Hey folks,
This chapter is supposed to be a fun interlude among all the seriousness. I wrote this chapter before I’d done all that much research, and at that point, the book was still supposed to not take itself too seriously, and I’ve tried to preserve as much of that here. We ought not forget that the characters here are young men in their early-to-mid 20s.
All I really had to go by here were that our characters tried to get the book The Indian War Of Independence (in Marathi) published in Germany after attempts to do so in France failed. But it doesn’t go well, and they decide to translate the book into English so they have more options for publishers who wouldn’t flinch at the powers that be.
The details I put in here hark back to my own experiences traveling in my 20s, though, of course, I wasn’t publishing dangerous books that threatened an empire.
One memorable experience I’ve woven in is going with my friends to Grimaldi’s by the Brooklyn Bridge, which someone told us was the birthplace of American pizza (I’m not sure that’s true, TBH). When my friends and I got there, the line to get in went all the way around the block. We were starving and the hunger and disappointment was obvious on our faces.
And then, an elderly man at the pizzeria opposite says, “Psst, why don’t you come here instead? That used to be my pizzeria. I sold it and opened my own here. Same great pizza, no long line”.
That old man was pizza legend Patsy Grimaldi, and Juliana’s Pizza was indeed yummy.
Ich Bin Ein Berliner
“Ah Berlin!” Aiyar exclaimed in as German an accent as he could muster, as he and Tatya got off the train at Berlin Hauptbahnhof. It was a warm September that year, and it was almost noon, so they had taken their coats off and toted them around.
“Please do not embarrass me in front of the Berliners,” Tatya said.
“But Berlin is sensationell” Aiyar said, “Big machines, all the steel, big factories. And the printing presses! The land of Gutenberg!”
“I think you mean spannend” Tatya said.
“But that doesn’t sound as….” Aiyar gesticulated his arms, looking for the words.

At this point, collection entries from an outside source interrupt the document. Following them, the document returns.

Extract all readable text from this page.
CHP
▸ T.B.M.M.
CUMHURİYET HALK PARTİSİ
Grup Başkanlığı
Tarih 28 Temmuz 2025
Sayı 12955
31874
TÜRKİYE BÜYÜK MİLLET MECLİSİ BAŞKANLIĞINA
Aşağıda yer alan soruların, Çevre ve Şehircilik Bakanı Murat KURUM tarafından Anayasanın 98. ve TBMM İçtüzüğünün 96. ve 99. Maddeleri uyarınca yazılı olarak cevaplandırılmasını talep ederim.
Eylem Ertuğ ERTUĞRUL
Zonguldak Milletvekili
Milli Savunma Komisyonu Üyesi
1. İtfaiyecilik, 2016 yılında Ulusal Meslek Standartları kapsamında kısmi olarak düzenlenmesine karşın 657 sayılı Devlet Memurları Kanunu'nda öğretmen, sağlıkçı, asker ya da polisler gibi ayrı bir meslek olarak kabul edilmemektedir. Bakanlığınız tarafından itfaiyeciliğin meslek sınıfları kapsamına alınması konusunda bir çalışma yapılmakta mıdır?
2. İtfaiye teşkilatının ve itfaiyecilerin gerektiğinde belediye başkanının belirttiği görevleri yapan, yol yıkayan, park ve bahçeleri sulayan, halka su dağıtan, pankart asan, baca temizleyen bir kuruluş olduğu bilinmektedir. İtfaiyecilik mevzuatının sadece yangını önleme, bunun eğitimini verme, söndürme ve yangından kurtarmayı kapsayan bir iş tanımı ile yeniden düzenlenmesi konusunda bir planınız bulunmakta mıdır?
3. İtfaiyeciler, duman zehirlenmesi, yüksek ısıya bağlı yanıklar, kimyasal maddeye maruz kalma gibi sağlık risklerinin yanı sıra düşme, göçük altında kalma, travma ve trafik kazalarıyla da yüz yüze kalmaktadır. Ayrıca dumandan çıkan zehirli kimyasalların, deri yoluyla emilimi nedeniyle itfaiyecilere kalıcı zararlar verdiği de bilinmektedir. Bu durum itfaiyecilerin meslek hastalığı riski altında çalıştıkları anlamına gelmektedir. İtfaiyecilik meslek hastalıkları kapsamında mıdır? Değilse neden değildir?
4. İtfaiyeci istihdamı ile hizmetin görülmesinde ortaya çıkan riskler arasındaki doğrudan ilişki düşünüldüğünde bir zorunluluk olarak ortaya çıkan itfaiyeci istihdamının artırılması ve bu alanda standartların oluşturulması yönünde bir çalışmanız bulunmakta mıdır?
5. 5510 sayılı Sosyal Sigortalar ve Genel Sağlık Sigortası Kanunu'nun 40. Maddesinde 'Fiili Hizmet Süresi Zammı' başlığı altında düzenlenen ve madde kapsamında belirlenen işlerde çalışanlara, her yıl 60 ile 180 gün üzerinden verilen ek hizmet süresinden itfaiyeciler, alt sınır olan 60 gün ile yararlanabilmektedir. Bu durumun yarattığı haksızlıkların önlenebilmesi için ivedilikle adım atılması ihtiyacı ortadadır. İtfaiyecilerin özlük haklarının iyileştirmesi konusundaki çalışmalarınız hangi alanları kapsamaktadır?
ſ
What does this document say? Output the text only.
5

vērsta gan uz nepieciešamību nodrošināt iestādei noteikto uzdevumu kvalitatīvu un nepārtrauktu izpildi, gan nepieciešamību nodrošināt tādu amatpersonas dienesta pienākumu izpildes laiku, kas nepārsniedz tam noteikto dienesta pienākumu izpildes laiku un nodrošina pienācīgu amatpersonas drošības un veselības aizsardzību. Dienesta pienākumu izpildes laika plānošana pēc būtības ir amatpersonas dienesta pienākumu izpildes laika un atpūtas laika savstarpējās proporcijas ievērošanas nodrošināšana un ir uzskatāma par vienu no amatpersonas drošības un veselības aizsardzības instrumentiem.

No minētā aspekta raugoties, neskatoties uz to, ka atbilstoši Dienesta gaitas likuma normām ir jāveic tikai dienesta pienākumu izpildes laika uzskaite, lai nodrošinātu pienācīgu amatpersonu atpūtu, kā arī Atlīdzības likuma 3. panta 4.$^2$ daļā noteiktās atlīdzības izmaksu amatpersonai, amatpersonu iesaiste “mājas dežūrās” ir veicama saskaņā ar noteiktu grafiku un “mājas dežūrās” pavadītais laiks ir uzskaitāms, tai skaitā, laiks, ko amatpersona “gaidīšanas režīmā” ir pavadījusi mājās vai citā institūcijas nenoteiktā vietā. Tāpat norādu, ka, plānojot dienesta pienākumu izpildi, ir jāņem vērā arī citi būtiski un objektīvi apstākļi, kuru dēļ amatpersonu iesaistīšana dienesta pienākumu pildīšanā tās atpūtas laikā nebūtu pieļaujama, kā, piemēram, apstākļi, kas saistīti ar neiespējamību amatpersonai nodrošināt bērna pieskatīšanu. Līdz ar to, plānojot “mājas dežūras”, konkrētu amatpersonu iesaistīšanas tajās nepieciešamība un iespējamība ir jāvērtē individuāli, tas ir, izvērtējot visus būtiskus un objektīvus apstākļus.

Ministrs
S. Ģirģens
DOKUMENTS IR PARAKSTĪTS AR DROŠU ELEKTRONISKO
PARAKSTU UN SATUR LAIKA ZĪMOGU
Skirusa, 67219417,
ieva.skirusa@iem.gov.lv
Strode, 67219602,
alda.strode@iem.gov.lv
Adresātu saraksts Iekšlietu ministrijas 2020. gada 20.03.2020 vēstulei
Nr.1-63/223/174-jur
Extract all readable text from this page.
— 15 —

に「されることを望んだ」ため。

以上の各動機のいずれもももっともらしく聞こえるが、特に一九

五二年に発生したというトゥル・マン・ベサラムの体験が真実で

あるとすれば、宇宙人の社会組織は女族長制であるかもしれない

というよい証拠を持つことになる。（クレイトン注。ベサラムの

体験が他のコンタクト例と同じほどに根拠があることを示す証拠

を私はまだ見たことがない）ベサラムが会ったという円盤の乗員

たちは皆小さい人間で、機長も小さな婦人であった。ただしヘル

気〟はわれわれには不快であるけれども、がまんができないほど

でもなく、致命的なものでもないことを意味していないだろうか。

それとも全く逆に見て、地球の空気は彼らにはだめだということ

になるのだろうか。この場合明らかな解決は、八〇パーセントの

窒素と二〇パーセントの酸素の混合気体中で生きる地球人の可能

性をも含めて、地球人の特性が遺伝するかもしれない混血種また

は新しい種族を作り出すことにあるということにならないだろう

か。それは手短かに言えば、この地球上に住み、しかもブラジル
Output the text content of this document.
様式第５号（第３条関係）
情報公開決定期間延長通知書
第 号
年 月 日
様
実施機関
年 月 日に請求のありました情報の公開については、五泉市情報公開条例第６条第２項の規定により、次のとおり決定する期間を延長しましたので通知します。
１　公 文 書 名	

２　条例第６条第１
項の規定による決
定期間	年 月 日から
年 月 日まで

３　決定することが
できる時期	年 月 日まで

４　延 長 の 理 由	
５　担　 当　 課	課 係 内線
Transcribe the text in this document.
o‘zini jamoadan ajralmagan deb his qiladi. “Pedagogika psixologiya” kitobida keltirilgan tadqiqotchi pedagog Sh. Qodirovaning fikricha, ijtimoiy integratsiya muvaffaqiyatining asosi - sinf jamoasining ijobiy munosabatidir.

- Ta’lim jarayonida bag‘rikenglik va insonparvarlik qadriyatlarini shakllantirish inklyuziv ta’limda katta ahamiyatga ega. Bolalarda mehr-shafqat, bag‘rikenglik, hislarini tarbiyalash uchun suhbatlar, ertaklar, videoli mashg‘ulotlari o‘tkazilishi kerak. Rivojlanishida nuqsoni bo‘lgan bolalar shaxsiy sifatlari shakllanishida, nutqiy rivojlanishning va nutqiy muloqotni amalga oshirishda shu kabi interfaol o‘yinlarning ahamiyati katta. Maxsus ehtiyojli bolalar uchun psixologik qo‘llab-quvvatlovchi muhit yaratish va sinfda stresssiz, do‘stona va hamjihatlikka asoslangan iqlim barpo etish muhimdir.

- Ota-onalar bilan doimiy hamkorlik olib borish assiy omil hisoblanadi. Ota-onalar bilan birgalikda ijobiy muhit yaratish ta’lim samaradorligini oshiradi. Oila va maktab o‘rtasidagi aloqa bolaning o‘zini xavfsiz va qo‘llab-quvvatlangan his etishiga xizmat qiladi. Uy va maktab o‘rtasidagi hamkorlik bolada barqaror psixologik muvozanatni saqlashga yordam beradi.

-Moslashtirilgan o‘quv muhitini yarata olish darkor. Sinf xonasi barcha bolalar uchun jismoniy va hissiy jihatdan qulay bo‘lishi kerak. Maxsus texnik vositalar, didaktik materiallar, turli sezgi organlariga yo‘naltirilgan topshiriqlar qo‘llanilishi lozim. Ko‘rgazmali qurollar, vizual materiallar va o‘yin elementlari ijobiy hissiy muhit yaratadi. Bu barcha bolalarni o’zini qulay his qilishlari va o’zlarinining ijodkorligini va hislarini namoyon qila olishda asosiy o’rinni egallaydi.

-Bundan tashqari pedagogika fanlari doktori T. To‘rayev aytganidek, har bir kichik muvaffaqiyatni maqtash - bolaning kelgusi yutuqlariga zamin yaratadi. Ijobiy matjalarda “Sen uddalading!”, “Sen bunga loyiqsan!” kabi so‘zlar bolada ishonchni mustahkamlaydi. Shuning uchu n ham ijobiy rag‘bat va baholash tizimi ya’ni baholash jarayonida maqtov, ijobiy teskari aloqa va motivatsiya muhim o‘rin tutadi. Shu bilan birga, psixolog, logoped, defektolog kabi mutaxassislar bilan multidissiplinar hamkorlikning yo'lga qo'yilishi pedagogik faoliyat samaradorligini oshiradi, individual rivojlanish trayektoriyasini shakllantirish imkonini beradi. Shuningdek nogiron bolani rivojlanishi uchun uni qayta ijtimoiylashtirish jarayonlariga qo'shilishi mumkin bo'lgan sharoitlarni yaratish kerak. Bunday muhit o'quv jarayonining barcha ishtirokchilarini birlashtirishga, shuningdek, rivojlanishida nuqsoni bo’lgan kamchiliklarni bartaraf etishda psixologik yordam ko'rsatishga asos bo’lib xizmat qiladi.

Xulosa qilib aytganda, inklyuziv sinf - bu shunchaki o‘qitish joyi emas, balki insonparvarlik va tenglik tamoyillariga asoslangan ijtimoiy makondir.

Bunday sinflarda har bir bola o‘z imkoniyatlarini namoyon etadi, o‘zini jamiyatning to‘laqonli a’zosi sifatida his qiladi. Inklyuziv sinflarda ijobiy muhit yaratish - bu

“Sensationell?” Tatya smirked.
They both laughed.
The station was larger than any they had seen in England or France. Electric lights were everywhere, and the swarm of people reminded them of Bombay and Madras, though somehow everyone was so much more quiet and orderly. There was an air of cold busyness somehow, more than in London, and certainly more than in Paris. In London, it felt like normally boisterous people were containing themselves for some unwritten, invisible social laws, whereas Berlin felt more like the self-possessedness was somehow encoded in the people.
“‘Der Guru Druck-und Mediendienstleistungen, Georgenstraße 850’” Aiyar read out from the note he had in his pocket, as they walked out of the station and onto the sidewalk, “How do we get there?”
“Do we have to be all business?” Tatya said, “We just got here. Why don’t we go see Gutenberg’s press? Why don’t we find a nice restaurant and try the local cuisine? There’s the Königsberger Klopse which everyone just has to try apparently—“
“Not everyone. As a vegetarian, German cuisine seems quite like the wurst” Aiyar said.
“Is it some trait in the English-educated from Madras to rely on play of words for humour? No one else does this. Just you and Rajan.”
“Everyone else is either bad at language or bad at humour,” Aiyar said.